Single sourcing from Frame and a wiki ... or something ...

Roger Shuttleworth rshuttleworth at avbasesystems.com
Wed Jun 27 06:22:49 PDT 2012


Hi Rebecca

While reading your post I was thinking, "XML" - and then you asked the question right at the end.

You don't say which wiki the engineers are using; that would be an important factor.

Some of what you are looking for can be done using FrameMaker and DITA. The engineers would soon learn the DTD (I'm told that engineers like learning stuff like that). You and your writers would have a significant learning curve too, and it would take several months to implement.

There is a plugin for Confluence wiki (DITA2Confluence) that will publish a ditamap and all its referenced content to wiki pages. But it is only a one-way transfer; you can't capture changes made on the wiki back to your FrameMaker source. And in the meantime Confluence 4 has switched from using wiki markup to using XHTML, so the plugin may not work with the current version of Confluence. (I'm sure there is work going on to remedy that.). The pathway from FrameMaker to wiki is not too difficult; it is the other direction (your engineer source) that will be the problem.

In your situation I would be looking at more radical solutions. What about publishing your user manual through the wiki? Most wikis can output PDF too, though it will not be as pretty as that provided by FrameMaker.

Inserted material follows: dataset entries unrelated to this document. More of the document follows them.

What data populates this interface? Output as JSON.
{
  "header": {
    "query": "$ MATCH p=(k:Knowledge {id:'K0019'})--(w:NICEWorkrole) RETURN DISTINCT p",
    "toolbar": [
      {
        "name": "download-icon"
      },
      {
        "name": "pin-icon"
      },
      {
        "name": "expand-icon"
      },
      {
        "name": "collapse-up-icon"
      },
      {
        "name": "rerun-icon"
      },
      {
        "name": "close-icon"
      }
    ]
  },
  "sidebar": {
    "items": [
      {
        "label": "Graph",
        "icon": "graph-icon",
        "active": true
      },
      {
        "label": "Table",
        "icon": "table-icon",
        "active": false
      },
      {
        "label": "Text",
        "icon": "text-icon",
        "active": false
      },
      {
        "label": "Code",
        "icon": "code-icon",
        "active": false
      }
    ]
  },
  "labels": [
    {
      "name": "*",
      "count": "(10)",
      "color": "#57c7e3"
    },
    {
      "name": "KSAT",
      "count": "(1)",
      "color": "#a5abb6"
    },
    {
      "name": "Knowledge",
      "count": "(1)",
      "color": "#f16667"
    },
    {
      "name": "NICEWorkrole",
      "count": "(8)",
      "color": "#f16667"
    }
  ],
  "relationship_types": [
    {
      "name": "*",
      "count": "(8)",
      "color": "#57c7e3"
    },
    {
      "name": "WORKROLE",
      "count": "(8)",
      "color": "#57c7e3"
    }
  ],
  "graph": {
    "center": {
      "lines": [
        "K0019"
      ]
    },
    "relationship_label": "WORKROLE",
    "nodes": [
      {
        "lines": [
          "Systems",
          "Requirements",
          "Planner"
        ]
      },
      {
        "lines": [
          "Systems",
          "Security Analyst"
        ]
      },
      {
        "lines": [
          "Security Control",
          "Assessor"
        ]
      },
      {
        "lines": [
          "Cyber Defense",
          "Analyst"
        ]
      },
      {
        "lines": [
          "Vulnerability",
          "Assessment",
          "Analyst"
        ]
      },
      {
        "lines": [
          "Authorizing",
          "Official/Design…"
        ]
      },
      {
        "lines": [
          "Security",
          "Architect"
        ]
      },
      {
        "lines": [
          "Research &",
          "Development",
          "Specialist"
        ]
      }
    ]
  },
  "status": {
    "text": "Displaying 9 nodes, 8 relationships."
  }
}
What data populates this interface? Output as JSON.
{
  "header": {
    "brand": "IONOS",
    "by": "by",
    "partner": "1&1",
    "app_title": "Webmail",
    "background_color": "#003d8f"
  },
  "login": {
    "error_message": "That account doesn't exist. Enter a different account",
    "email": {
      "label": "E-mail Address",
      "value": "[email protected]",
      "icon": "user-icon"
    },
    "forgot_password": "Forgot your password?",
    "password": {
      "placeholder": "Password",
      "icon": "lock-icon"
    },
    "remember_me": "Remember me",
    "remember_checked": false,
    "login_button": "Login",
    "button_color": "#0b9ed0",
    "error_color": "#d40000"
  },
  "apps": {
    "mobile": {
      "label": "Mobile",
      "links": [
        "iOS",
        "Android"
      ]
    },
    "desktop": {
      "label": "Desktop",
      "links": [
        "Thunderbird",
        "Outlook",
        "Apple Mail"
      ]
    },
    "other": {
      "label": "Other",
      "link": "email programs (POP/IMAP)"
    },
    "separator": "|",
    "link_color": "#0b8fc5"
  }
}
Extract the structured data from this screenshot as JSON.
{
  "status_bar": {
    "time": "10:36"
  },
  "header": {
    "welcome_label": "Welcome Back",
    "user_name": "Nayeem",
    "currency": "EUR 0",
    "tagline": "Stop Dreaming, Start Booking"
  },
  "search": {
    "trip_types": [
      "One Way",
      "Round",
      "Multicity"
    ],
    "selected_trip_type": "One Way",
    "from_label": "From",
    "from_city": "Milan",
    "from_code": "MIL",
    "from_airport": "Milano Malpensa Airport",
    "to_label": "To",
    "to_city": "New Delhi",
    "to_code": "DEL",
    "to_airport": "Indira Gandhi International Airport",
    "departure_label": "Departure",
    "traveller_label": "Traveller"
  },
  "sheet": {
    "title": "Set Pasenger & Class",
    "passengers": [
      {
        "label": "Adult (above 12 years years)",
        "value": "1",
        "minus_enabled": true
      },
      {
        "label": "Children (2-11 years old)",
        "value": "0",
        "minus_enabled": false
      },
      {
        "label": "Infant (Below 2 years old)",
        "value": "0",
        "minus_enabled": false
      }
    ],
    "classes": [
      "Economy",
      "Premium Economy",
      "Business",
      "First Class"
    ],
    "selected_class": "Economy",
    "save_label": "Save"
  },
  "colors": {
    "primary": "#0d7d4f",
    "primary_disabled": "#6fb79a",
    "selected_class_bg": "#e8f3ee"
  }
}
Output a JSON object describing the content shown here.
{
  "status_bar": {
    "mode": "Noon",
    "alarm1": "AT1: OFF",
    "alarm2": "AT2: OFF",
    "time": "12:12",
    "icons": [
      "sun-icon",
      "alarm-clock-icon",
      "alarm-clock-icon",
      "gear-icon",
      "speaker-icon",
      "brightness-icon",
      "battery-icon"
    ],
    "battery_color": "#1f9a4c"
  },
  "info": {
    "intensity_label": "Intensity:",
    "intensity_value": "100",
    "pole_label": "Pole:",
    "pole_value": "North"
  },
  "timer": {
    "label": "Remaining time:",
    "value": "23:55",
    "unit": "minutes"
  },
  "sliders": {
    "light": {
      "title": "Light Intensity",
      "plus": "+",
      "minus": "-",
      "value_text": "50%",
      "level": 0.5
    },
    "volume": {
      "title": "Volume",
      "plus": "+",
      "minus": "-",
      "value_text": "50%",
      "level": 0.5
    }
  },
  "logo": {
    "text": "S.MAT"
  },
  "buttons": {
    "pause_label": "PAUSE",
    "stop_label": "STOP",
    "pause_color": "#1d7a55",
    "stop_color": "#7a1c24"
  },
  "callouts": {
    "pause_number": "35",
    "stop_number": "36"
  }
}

Instead of sticking with FrameMaker, I'd be thinking in terms of a text-based source (XHTML or XML), and tools that can convert from wiki to XML. One such is the Mylyn Project at http://www.eclipse.org/mylyn. Seehttp://greensopinion.blogspot.com/2008/11/mylyn-wikitext-targets-oasis-dita.html.

Of course, if the XML ends up being DITA or DocBook, you can publish that through FrameMaker (or lots of other tools).

I hope other list members will be able to add to these thoughts... You could also try asking the question on the Yahoo dita-users group at http://tech.groups.yahoo.com/group/dita-users/. There are people there with all kinds of experience, and I'm sure someone will have some suggestions.

Roger

Roger Shuttleworth
Technical Documentation
AV-BASE Systems Inc.
1000 Air Ontario Drive, Suite 200
London, Ontario
N5V 3S4
Tel. 519 691-0919 ext. 330
  _____  

From: rebecca officer [mailto:rebecca.officer at alliedtelesis.co.nz]
To: framers at lists.frameusers.com
Sent: Mon, 25 Jun 2012 02:02:53 -0400
Subject: Single sourcing from Frame and a wiki ... or something ...

        
Hi everyone  
   
Our docs team (4 of us) creates a many-thousand-page multi-chapter user manual in unstructured Frame. Lots of tables and cross-refs. Conditional text used to publish several variants. Published as PDFs a couple of times a year, delivered online.   
   
And the engineers (about 80) have a wiki that's a mish-mash of internal feature development info, some of which ends up in the user manual.  
   
I've been asked to make the user manual and the internal docs use the same source, which both writers and engineers would write. We want to work collaboratively, stop duplicating effort and come much closer to real-time updates.  
   
I'll need to include version control, content re-use, status tagging (e.g. draft/final), read-only access, and delivery as PDF and HTML. While I'm at it, I'd like to do automated builds and publish ebooks.  
   
The engineers would like the wiki to be the source. The writers want to stay with FM. I'm prepared to make everyone change tools (*grin*) but only if we have to.  
   
As a complicating factor, the engineers are all on Linux. Getting an FM licence per engineer would blow my budget (Adobe, how about selling a site licence???), and they'd have to run it in Virtual Box. I'm not seeing a happy ending there.  
   
I've got plenty of implementation time and can lay my mitts on a programmer or two. Budget's not yet set but prob around $20K.  
   
So ...  
   
Does anyone know of a good tool for round-tripping Framemaker <--> Wiki?   
   
Should I be looking at XML?  
   
Any other thoughts on how I should tackle this?